There was a time in this town when trolleys connected neighborhoods and allowed for municipal expansion because the city’s first form of public transportation took people away from the dangers of Wheeling’s bustling downtown and to unsoiled water sources and natural air.
Those streetcars allowed for the birth of Wheeling’s suburbs, too, with Center and South Wheeling lines developed first and rails that carried passengers from downtown all the way to Elm Grove added during the tram’s six decades of operation. Only a few remnants of the industry remain today, however, and more tracks have been uncovered and removed during the current streetscape project along Main and Market streets.
The best piece of proof that remains today has been renamed by local historians as “Traction Path,” but the slender, grass-and-gravel lane always will be better known as “The Path,” “The Pig Path,” and as “Lover’s Lane.” The trail stretches from Heiskell Avenue to Elm Street and it rests between two developments known as Kenwood Place and Echo Point Circle.
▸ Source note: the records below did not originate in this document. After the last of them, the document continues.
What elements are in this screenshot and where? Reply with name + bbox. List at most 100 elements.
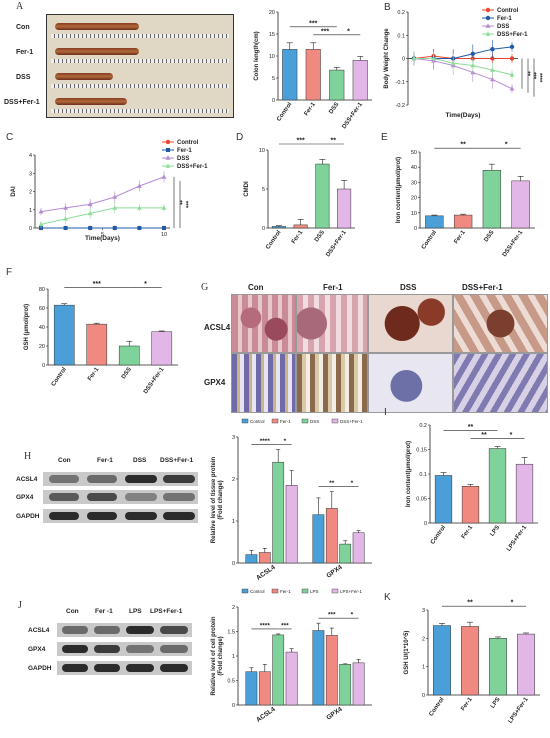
bar (315, 163, 330, 229)
y-tick-label: 0 (262, 226, 265, 232)
blot-row (43, 472, 198, 486)
bar (425, 215, 444, 229)
y-tick-label: 1 (232, 519, 235, 525)
bar (489, 638, 507, 696)
panel-f: 0 20 40 60 80 GSH (μmol/prot) F Control Fer-1 DSS… (0, 265, 200, 415)
blot-band (125, 475, 157, 483)
y-tick-label: 0 (402, 57, 405, 63)
y-axis-label: Iron content(μmol/prot) (406, 441, 412, 507)
blot-band (62, 626, 88, 634)
significance-label: *** (93, 281, 101, 288)
significance-label: ** (481, 432, 487, 439)
bar (352, 662, 365, 706)
y-tick-label: 0.15 (416, 448, 427, 454)
x-tick-label: DSS+Fer-1 (502, 229, 525, 258)
panel-j-chart: 0 0.5 1 1.5 2 Relative level of cell protein(… (200, 585, 378, 738)
bar (339, 543, 352, 564)
group-label: Con (16, 24, 30, 31)
bar (515, 463, 534, 524)
significance-label: ** (467, 600, 473, 607)
legend-swatch (241, 588, 249, 594)
blot-band (160, 664, 188, 672)
blot-band (62, 645, 88, 653)
panel-letter: B (384, 2, 391, 13)
panel-j-blot: J Con Fer -1 LPS LPS+Fer-1 ACSL4 GPX4 GA… (0, 590, 200, 710)
significance-label: ** (460, 142, 466, 149)
bar (272, 634, 285, 706)
blot-band (163, 475, 195, 483)
column-label: Con (66, 608, 79, 615)
bar (461, 626, 479, 696)
blot-band (126, 664, 154, 672)
data-point (88, 226, 93, 230)
blot-row (57, 623, 192, 637)
bar (461, 486, 480, 524)
body-weight-chart: -0.2 -0.1 0 0.1 0.2 Body Weight Change Time(Da… (384, 2, 542, 119)
row-label: GAPDH (28, 665, 52, 672)
ruler (51, 109, 229, 113)
data-point (162, 226, 166, 230)
ruler (51, 34, 229, 38)
tissue-protein-chart: 0 1 2 3 Relative level of tissue protein (Fol… (211, 418, 372, 582)
data-point (165, 163, 171, 168)
y-tick-label: 1 (422, 665, 425, 671)
x-tick-label: ACSL4 (255, 706, 277, 724)
bar (272, 461, 285, 564)
legend-label: Control (177, 140, 199, 146)
x-tick-label: 10 (161, 232, 167, 238)
ruler (51, 84, 229, 88)
bar (325, 635, 338, 706)
y-tick-label: 2 (29, 190, 32, 196)
panel-letter: I (384, 407, 387, 418)
x-tick-label: Control (428, 696, 445, 717)
x-tick-label: Control (51, 366, 68, 387)
y-tick-label: 5 (262, 187, 265, 193)
y-tick-label: 1 (232, 654, 235, 660)
y-tick-label: 30 (411, 180, 417, 186)
data-point (137, 205, 142, 210)
blot-band (62, 664, 88, 672)
panel-letter: C (6, 132, 13, 143)
y-axis-label: CMDI (244, 181, 250, 197)
panel-d: 0 5 10 CMDI D Control Fer-1 DSS DSS+Fer-1 *** ** (230, 130, 375, 260)
y-axis-label: Body Weight Change (384, 28, 390, 89)
data-point (165, 155, 171, 160)
significance-label: **** (260, 438, 271, 445)
colon-specimen (55, 98, 127, 105)
bar (337, 188, 352, 229)
panel-letter: D (236, 132, 243, 143)
significance-label: *** (182, 201, 188, 209)
bar (339, 664, 352, 706)
y-tick-label: 1 (29, 208, 32, 214)
blot-band (49, 512, 79, 520)
data-point (161, 174, 167, 179)
data-point (63, 216, 68, 221)
bar (433, 625, 451, 696)
y-tick-label: 20 (411, 196, 417, 202)
significance-label: **** (536, 73, 542, 83)
bar (258, 671, 271, 706)
y-tick-label: 2 (232, 477, 235, 483)
x-tick-label: DSS (484, 230, 496, 244)
panel-g: G Con Fer-1 DSS DSS+Fer-1 ACSL4 GPX4 (200, 265, 550, 415)
y-axis-label: (Fold change) (218, 480, 224, 519)
x-tick-label: LPS (490, 697, 502, 710)
bar (53, 304, 75, 366)
panel-letter: H (24, 451, 32, 462)
row-label: GPX4 (16, 494, 34, 501)
bar (258, 552, 271, 564)
data-point (450, 60, 456, 65)
y-tick-label: 0.05 (416, 497, 427, 503)
bar (285, 485, 298, 564)
legend-swatch (241, 418, 249, 424)
significance-label: * (505, 142, 508, 149)
blot-row (43, 490, 198, 504)
x-tick-label: Fer-1 (291, 229, 305, 245)
ihc-image (453, 294, 548, 353)
bar (245, 671, 258, 706)
legend-label: DSS (177, 156, 189, 162)
cell-gsh-chart: 0 1 2 3 GSH U/(1*10^5) K Control Fer-1 LPS LPS+Fe… (384, 592, 540, 725)
cell-iron-chart: 0 0.05 0.1 0.15 0.2 Iron content(μmol/prot) I C… (384, 407, 538, 553)
series-line (40, 207, 164, 225)
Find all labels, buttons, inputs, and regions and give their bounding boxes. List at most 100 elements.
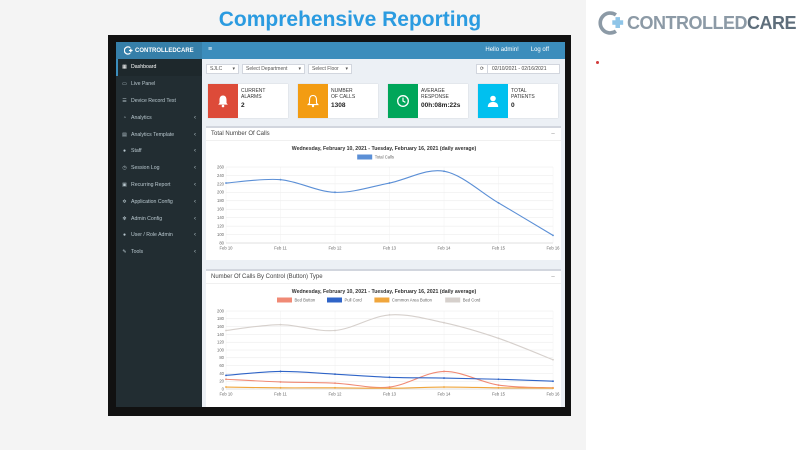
bell-icon: [298, 84, 328, 118]
legend-label: Pull Cord: [345, 298, 363, 303]
stat-label-2: OF CALLS: [331, 94, 356, 100]
sidebar-item-analytics-template[interactable]: ▤ Analytics Template ‹: [122, 131, 196, 138]
y-tick-label: 140: [217, 215, 225, 220]
stat-current-alarms: CURRENT ALARMS 2: [208, 84, 288, 118]
chart-title: Wednesday, February 10, 2021 - Tuesday, …: [292, 146, 477, 152]
legend-swatch: [327, 297, 342, 303]
sidebar-item-admin-config[interactable]: ✻ Admin Config ‹: [122, 215, 196, 222]
data-point: [443, 370, 445, 373]
y-tick-label: 140: [217, 332, 225, 337]
brand-name: CONTROLLEDCARE: [626, 12, 797, 33]
calls-by-type-panel: Number Of Calls By Control (Button) Type…: [206, 269, 561, 407]
data-point: [225, 374, 227, 377]
y-tick-label: 260: [217, 164, 225, 169]
data-point: [334, 329, 336, 332]
facility-select[interactable]: SJLC ▾: [206, 64, 239, 74]
user-icon: ●: [122, 148, 127, 155]
data-point: [334, 386, 336, 389]
data-point: [552, 234, 554, 237]
dashboard-icon: ▦: [122, 64, 127, 71]
x-tick-label: Feb 15: [492, 246, 506, 251]
chevron-left-icon: ‹: [194, 215, 196, 222]
sidebar-item-dashboard[interactable]: ▦ Dashboard: [116, 59, 202, 76]
clock-icon: [388, 84, 418, 118]
list-icon: ☰: [122, 97, 127, 104]
y-tick-label: 200: [217, 308, 225, 313]
data-point: [225, 378, 227, 381]
sidebar-item-tools[interactable]: ✎ Tools ‹: [122, 249, 196, 256]
caret-down-icon: ▾: [298, 66, 301, 72]
y-tick-label: 120: [217, 340, 225, 345]
data-point: [443, 386, 445, 388]
y-tick-label: 0: [222, 386, 225, 391]
sidebar-item-user-role-admin[interactable]: ● User / Role Admin ‹: [122, 232, 196, 239]
x-tick-label: Feb 16: [546, 392, 560, 397]
chart-title: Wednesday, February 10, 2021 - Tuesday, …: [292, 289, 477, 295]
legend-label: Common Area Button: [392, 298, 433, 303]
panel-title: Total Number Of Calls: [211, 131, 270, 137]
sidebar-item-live-panel[interactable]: ▭ Live Panel: [122, 81, 156, 88]
y-tick-label: 100: [217, 232, 225, 237]
gear-icon: ✲: [122, 198, 127, 205]
date-range-picker[interactable]: ⟳ 02/10/2021 - 02/16/2021: [476, 64, 560, 74]
minimize-icon[interactable]: −: [550, 273, 555, 281]
x-tick-label: Feb 15: [492, 392, 506, 397]
y-tick-label: 200: [217, 190, 225, 195]
chevron-left-icon: ‹: [194, 198, 196, 205]
data-point: [443, 321, 445, 324]
sidebar-item-staff[interactable]: ● Staff ‹: [122, 148, 196, 155]
stat-total-patients: TOTAL PATIENTS 0: [478, 84, 558, 118]
file-icon: ▤: [122, 131, 127, 138]
data-point: [388, 387, 391, 390]
y-tick-label: 60: [219, 363, 224, 368]
logout-link[interactable]: Log off: [530, 47, 549, 53]
users-icon: ●: [122, 232, 127, 239]
brand-mark-icon: [598, 11, 624, 35]
calls-by-type-chart: Wednesday, February 10, 2021 - Tuesday, …: [217, 289, 560, 397]
data-point: [225, 182, 227, 184]
chevron-left-icon: ‹: [194, 131, 196, 138]
y-tick-label: 100: [217, 347, 225, 352]
data-point: [552, 380, 554, 383]
brand-logo: CONTROLLEDCARE: [596, 8, 797, 38]
monitor-icon: ▭: [122, 81, 127, 88]
data-point: [497, 201, 500, 204]
chevron-left-icon: ‹: [194, 181, 196, 188]
floor-select[interactable]: Select Floor ▾: [308, 64, 352, 74]
sidebar-item-recurring-report[interactable]: ▣ Recurring Report ‹: [122, 181, 196, 188]
main-content: SJLC ▾ Select Department ▾ Select Floor ▾ ⟳…: [202, 59, 565, 407]
minimize-icon[interactable]: −: [550, 130, 555, 138]
sidebar-item-device-record-test[interactable]: ☰ Device Record Test: [122, 97, 176, 104]
data-point: [279, 323, 282, 326]
top-navbar: CONTROLLEDCARE ≡ Hello admin! Log off: [116, 42, 565, 59]
stat-value: 2: [241, 102, 245, 109]
department-select[interactable]: Select Department ▾: [242, 64, 305, 74]
x-tick-label: Feb 14: [437, 392, 451, 397]
data-point: [388, 182, 391, 184]
x-tick-label: Feb 11: [274, 246, 287, 251]
sidebar-item-session-log[interactable]: ◷ Session Log ‹: [122, 165, 196, 172]
sidebar-item-application-config[interactable]: ✲ Application Config ‹: [122, 198, 196, 205]
calendar-icon: ▣: [122, 181, 127, 188]
caret-down-icon: ▾: [232, 66, 235, 72]
data-point: [279, 370, 282, 373]
legend-label: Total Calls: [375, 155, 394, 160]
legend-swatch: [357, 154, 373, 160]
hamburger-icon[interactable]: ≡: [208, 46, 213, 53]
x-tick-label: Feb 10: [219, 246, 233, 251]
stat-label-1: CURRENT: [241, 88, 266, 94]
legend-label: Bed Cord: [463, 298, 481, 303]
greeting-text: Hello admin!: [485, 47, 519, 53]
x-tick-label: Feb 13: [383, 246, 397, 251]
x-tick-label: Feb 12: [328, 246, 342, 251]
red-dot: [596, 61, 599, 64]
data-point: [334, 373, 336, 376]
x-tick-label: Feb 13: [383, 392, 397, 397]
app-logo[interactable]: CONTROLLEDCARE: [116, 42, 202, 59]
stat-value: 1308: [331, 102, 346, 109]
data-point: [497, 384, 500, 386]
data-point: [334, 382, 336, 385]
x-tick-label: Feb 12: [328, 392, 342, 397]
logo-icon: [124, 46, 133, 55]
sidebar-item-analytics[interactable]: ◔ Analytics ‹: [122, 114, 196, 121]
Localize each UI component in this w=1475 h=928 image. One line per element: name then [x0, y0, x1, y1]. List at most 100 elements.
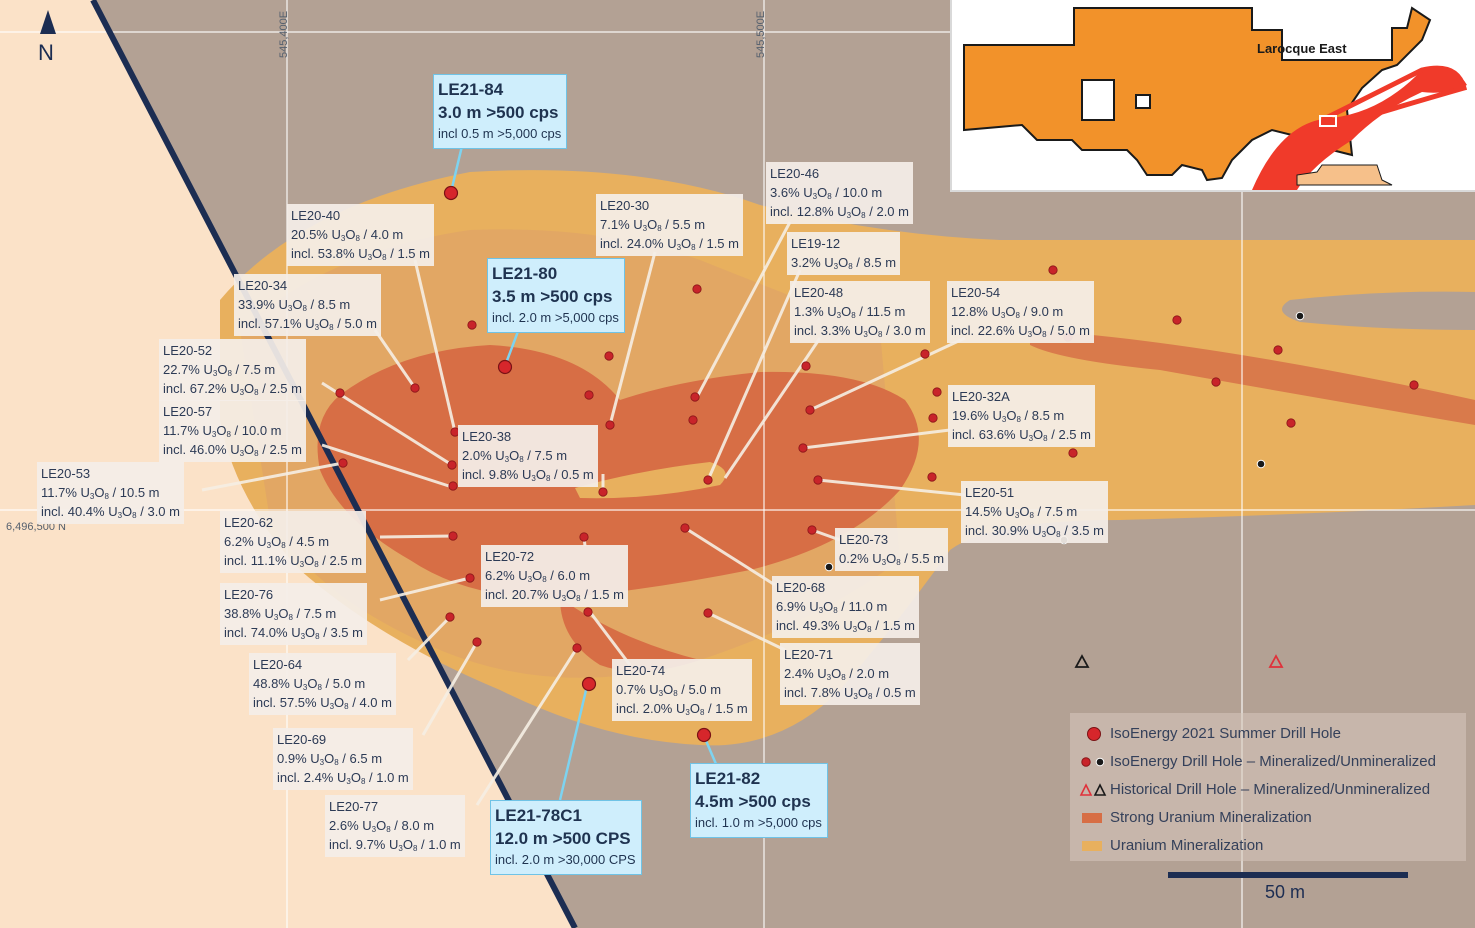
drill-hole: [598, 487, 608, 497]
drill-hole: [335, 388, 345, 398]
subscript: 3: [287, 304, 293, 313]
assay-text: / 1.5 m: [704, 701, 748, 716]
inset-trend-loop: [1320, 65, 1468, 123]
assay-text: O: [857, 618, 868, 633]
assay-text: / 5.5 m: [661, 217, 706, 232]
highlight-incl: incl. 2.0 m >30,000 CPS: [495, 852, 636, 867]
assay-label: LE20-38 2.0% U3O8 / 7.5 m incl. 9.8% U3O8 …: [458, 425, 598, 487]
legend-label: IsoEnergy 2021 Summer Drill Hole: [1110, 725, 1341, 742]
subscript: 3: [319, 758, 325, 767]
drill-hole: [798, 443, 808, 453]
drill-hole: [703, 608, 713, 618]
drill-hole: [448, 481, 458, 491]
assay-label: LE20-34 33.9% U3O8 / 8.5 m incl. 57.1% U3O…: [234, 274, 381, 336]
assay-line: incl. 57.1% U3O8 / 5.0 m: [238, 314, 377, 333]
legend-label: IsoEnergy Drill Hole – Mineralized/Unmin…: [1110, 753, 1436, 770]
subscript: 8: [281, 541, 286, 550]
assay-text: O: [566, 587, 577, 602]
assay-text: O: [851, 204, 862, 219]
drill-hole-unmineralized: [1295, 311, 1305, 321]
subscript: 3: [853, 692, 858, 701]
drill-hole: [448, 531, 458, 541]
assay-text: O: [509, 448, 520, 463]
assay-text: incl. 24.0% U: [600, 236, 677, 251]
assay-text: O: [244, 381, 255, 396]
legend-row: Strong Uranium Mineralization: [1070, 807, 1466, 829]
assay-text: O: [1006, 408, 1017, 423]
assay-text: / 1.0 m: [365, 770, 409, 785]
assay-text: O: [122, 504, 133, 519]
northing-label: 6,496,500 N: [6, 521, 66, 533]
subscript: 8: [288, 613, 293, 622]
assay-text: O: [647, 217, 658, 232]
highlight-LE21-82: LE21-82 4.5m >500 cps incl. 1.0 m >5,000…: [690, 763, 828, 838]
subscript: 8: [360, 777, 366, 786]
assay-line: incl. 30.9% U3O8 / 3.5 m: [965, 521, 1104, 540]
subscript: 3: [1041, 530, 1047, 539]
subscript: 8: [827, 192, 832, 201]
subscript: 8: [302, 304, 307, 313]
hole-id: LE20-48: [794, 285, 844, 300]
assay-line: incl. 24.0% U3O8 / 1.5 m: [600, 234, 739, 253]
assay-text: 0.9% U: [277, 751, 320, 766]
drill-hole: [338, 458, 348, 468]
legend-label: Strong Uranium Mineralization: [1110, 809, 1312, 826]
assay-text: incl. 30.9% U: [965, 523, 1042, 538]
subscript: 8: [851, 311, 856, 320]
assay-line: incl. 2.0% U3O8 / 1.5 m: [616, 699, 748, 718]
assay-text: incl. 20.7% U: [485, 587, 562, 602]
subscript: 8: [104, 492, 109, 501]
assay-line: 12.8% U3O8 / 9.0 m: [951, 302, 1090, 321]
assay-label: LE20-54 12.8% U3O8 / 9.0 m incl. 22.6% U3O…: [947, 281, 1094, 343]
assay-text: / 2.0 m: [845, 666, 890, 681]
subscript: 8: [412, 844, 418, 853]
drill-hole: [805, 405, 815, 415]
hole-id: LE20-68: [776, 580, 826, 595]
hole-id: LE20-69: [277, 732, 327, 747]
subscript: 3: [818, 606, 824, 615]
assay-text: incl. 57.1% U: [238, 316, 315, 331]
subscript: 8: [576, 594, 581, 603]
subscript: 3: [89, 492, 95, 501]
subscript: 8: [334, 758, 339, 767]
assay-line: incl. 3.3% U3O8 / 3.0 m: [794, 321, 926, 340]
drill-hole: [690, 392, 700, 402]
leader-lines: [201, 221, 966, 806]
assay-text: incl. 53.8% U: [291, 246, 368, 261]
drill-hole-unmineralized: [1256, 459, 1266, 469]
assay-line: incl. 74.0% U3O8 / 3.5 m: [224, 623, 363, 642]
subscript: 8: [699, 708, 705, 717]
assay-text: incl. 63.6% U: [952, 427, 1029, 442]
highlight-incl: incl. 2.0 m >5,000 cps: [492, 310, 619, 325]
assay-text: 2.4% U: [784, 666, 827, 681]
assay-line: 11.7% U3O8 / 10.0 m: [163, 421, 302, 440]
assay-text: incl. 46.0% U: [163, 442, 240, 457]
hole-id: LE20-46: [770, 166, 820, 181]
drill-hole: [932, 387, 942, 397]
assay-text: / 1.5 m: [871, 618, 915, 633]
assay-line: incl. 49.3% U3O8 / 1.5 m: [776, 616, 915, 635]
subscript: 3: [1001, 415, 1007, 424]
subscript: 3: [371, 825, 377, 834]
legend-label: Historical Drill Hole – Mineralized/Unmi…: [1110, 781, 1431, 798]
assay-text: / 10.5 m: [108, 485, 160, 500]
assay-text: / 2.5 m: [258, 442, 302, 457]
assay-line: 0.2% U3O8 / 5.5 m: [839, 549, 944, 568]
assay-text: / 8.0 m: [390, 818, 435, 833]
drill-hole-LE21-82: [696, 727, 712, 743]
inset-exclusion-1: [1081, 79, 1115, 121]
assay-line: incl. 57.5% U3O8 / 4.0 m: [253, 693, 392, 712]
assay-line: incl. 67.2% U3O8 / 2.5 m: [163, 379, 302, 398]
assay-text: 3.2% U: [791, 255, 834, 270]
assay-text: / 6.5 m: [338, 751, 383, 766]
assay-line: incl. 9.7% U3O8 / 1.0 m: [329, 835, 461, 854]
assay-text: / 0.5 m: [872, 685, 916, 700]
assay-text: incl. 22.6% U: [951, 323, 1028, 338]
assay-text: incl. 74.0% U: [224, 625, 301, 640]
assay-text: / 5.0 m: [321, 676, 366, 691]
subscript: 8: [861, 211, 866, 220]
highlight-result: 3.0 m >500 cps: [438, 103, 559, 122]
subscript: 8: [833, 606, 838, 615]
hole-id: LE20-76: [224, 587, 274, 602]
According to information archived by the Ohio County Public Library, the wooded pathway was a small portion of the Elm Grove-to-Woodsdale line. These days, though, the throughway is labeled “Traction Path” and it’s been civilized by Eagle scouts and the City of Wheeling with drainage control, a picnic table, lighting, and a new entrance/exit on the east side of the trail.
There was a time, though, when young adults hid away for their evening path parties and local kids utilized it as a quick portal to sneak between the two halves of the Woodsdale neighborhood.